Always '30s L.A. noir for me...with the caveat that psychological treatment in the "care" facility in the '30s would be vastly different than what we think of as "care". I'm also not entirely convinced that "just" (Jesus...) a suicide attempt would get someone shipped off to a care facility in the 1930s. She'd probably have to have a stark raving breakdown in public or, say, attack him with a knife she was going to use to slit her wrists or something. Frances Farmer might be a good model for "care" during that time period. So, your decision may rest with how much research you want to put in for a character's writing project.
I suggest setting your story-in-a-story in the world of Doyle's Sherlock Holmes stories, because it is: incredibly well known from movies, so the imagery will come easy to the reader, and in the public domain (except for eight stories IIRC) so you can use everything in it, even the characters of Holmes, Watson, Irene Adler, Inspector Lestrade, the Baker Street Irregulars, and so on, and there would have been a market for MC's book Of course, this would work best if you yourself are a fan of the Sherlock Holmes stories.
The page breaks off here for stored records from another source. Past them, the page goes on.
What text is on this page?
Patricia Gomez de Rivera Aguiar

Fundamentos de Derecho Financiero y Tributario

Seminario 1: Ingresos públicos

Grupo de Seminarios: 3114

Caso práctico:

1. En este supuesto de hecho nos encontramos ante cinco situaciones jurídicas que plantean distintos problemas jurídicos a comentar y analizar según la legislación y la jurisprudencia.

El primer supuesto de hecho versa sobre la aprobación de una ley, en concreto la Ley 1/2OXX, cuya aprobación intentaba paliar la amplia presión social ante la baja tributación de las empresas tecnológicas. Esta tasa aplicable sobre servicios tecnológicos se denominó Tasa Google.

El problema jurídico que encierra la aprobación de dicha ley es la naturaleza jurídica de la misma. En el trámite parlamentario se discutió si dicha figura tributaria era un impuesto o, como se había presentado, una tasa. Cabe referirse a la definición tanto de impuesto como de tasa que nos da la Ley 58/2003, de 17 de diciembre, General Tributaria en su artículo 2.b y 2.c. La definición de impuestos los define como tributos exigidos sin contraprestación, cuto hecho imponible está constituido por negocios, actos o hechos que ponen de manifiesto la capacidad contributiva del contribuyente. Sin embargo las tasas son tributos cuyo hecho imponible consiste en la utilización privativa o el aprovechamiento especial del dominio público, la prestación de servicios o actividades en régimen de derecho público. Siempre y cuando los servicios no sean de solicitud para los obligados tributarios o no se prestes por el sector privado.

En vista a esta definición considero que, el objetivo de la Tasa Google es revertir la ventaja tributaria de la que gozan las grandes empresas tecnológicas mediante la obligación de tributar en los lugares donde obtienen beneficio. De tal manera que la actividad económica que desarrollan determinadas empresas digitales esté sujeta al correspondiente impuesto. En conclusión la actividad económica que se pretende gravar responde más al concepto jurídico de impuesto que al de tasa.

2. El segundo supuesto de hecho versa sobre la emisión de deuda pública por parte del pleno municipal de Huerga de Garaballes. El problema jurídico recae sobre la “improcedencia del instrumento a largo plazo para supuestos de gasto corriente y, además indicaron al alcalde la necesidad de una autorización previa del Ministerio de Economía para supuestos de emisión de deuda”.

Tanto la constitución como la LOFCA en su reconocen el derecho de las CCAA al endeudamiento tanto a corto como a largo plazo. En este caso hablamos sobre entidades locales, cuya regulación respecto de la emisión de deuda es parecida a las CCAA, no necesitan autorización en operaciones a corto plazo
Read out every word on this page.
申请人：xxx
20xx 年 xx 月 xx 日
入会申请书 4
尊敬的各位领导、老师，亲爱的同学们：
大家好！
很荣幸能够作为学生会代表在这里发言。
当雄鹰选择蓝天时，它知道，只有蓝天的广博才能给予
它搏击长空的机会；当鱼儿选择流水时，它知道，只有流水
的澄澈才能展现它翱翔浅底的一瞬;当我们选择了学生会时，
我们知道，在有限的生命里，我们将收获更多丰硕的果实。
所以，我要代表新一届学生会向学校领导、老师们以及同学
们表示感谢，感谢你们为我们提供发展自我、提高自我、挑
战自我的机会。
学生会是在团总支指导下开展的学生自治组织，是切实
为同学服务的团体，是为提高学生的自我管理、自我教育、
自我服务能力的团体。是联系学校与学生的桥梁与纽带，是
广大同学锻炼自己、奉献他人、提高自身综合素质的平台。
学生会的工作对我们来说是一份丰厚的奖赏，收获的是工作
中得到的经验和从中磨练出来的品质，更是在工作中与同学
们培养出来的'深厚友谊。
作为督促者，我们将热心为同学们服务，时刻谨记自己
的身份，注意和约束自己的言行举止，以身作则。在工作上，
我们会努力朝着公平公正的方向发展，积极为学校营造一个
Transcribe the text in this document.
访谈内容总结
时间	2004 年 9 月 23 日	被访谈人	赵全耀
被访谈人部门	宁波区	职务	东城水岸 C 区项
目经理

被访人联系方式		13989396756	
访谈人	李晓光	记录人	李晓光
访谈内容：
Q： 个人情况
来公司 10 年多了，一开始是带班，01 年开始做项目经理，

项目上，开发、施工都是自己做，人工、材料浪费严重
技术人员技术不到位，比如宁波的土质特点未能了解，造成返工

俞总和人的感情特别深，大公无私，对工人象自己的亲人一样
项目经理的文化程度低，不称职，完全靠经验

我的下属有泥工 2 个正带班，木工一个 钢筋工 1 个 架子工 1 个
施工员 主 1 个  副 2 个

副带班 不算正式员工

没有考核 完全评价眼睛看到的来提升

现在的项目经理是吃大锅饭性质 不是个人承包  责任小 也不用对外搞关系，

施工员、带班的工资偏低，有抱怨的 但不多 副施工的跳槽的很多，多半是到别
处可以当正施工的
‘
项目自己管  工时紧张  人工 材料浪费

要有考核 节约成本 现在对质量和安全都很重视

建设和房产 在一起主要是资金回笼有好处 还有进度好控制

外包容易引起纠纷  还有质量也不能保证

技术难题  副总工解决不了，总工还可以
Psychological torture labeled as medicine would be one of my major motivators in either using 1930's America or medieval fantasy (except that I don't care for medieval fantasy.) This would also work in a THX-style dystopian sci-fi story. What I had in mind though, was more of a Bell Jar homage. The dude's rich, so it would be a legit facility. It shouldn't be a total nightmare, but those things would still improve the drama and serve as an allegory for the internal pain of depression. I don't know about getting locked up on her own, but I think in the '30's, parents and husbands could still have a woman committed for virtually no reason, right? Maybe not. This would be voluntary though.
Cool. Yes, in those days, they absolutely could. Reading about Frances Farmer can help there, too. Depending on the source, there's even some dispute about whether or not she started out mentally ill or was a rebellious person who had breakdowns after being committed. Either way, her story is tragic.
Oddly enough, I have read that Wikipedia page. I was reading about lobotomies a few years ago and followed the link. Previously, I had only known the name from the title of the Nirvana song "Frances Farmer Will Have Her Revenge on Seattle," so I didn't even know the apparently false rumor about her having an unnecessary lobotomy.
It's been a while since I read up on her, but according to one of the books I read, the studio was on her parents' side in committing her because the studio felt it would make her more compliant. Ironically I've never seen any of her movies. Methinks I'll look for some.
*************off topic I think it's sad that she had an abortion in 1925 of her first pregnancy and wasn't able to have children after it.
Hi Rzero great idea. For me the more "normal" the story would be, the more it would increase the strangeness of the situation they've been thrown into. Like you said, you want the contrast. I think I would be put off if the two stories are too far apart in genre and in time.... Tell us how it goes!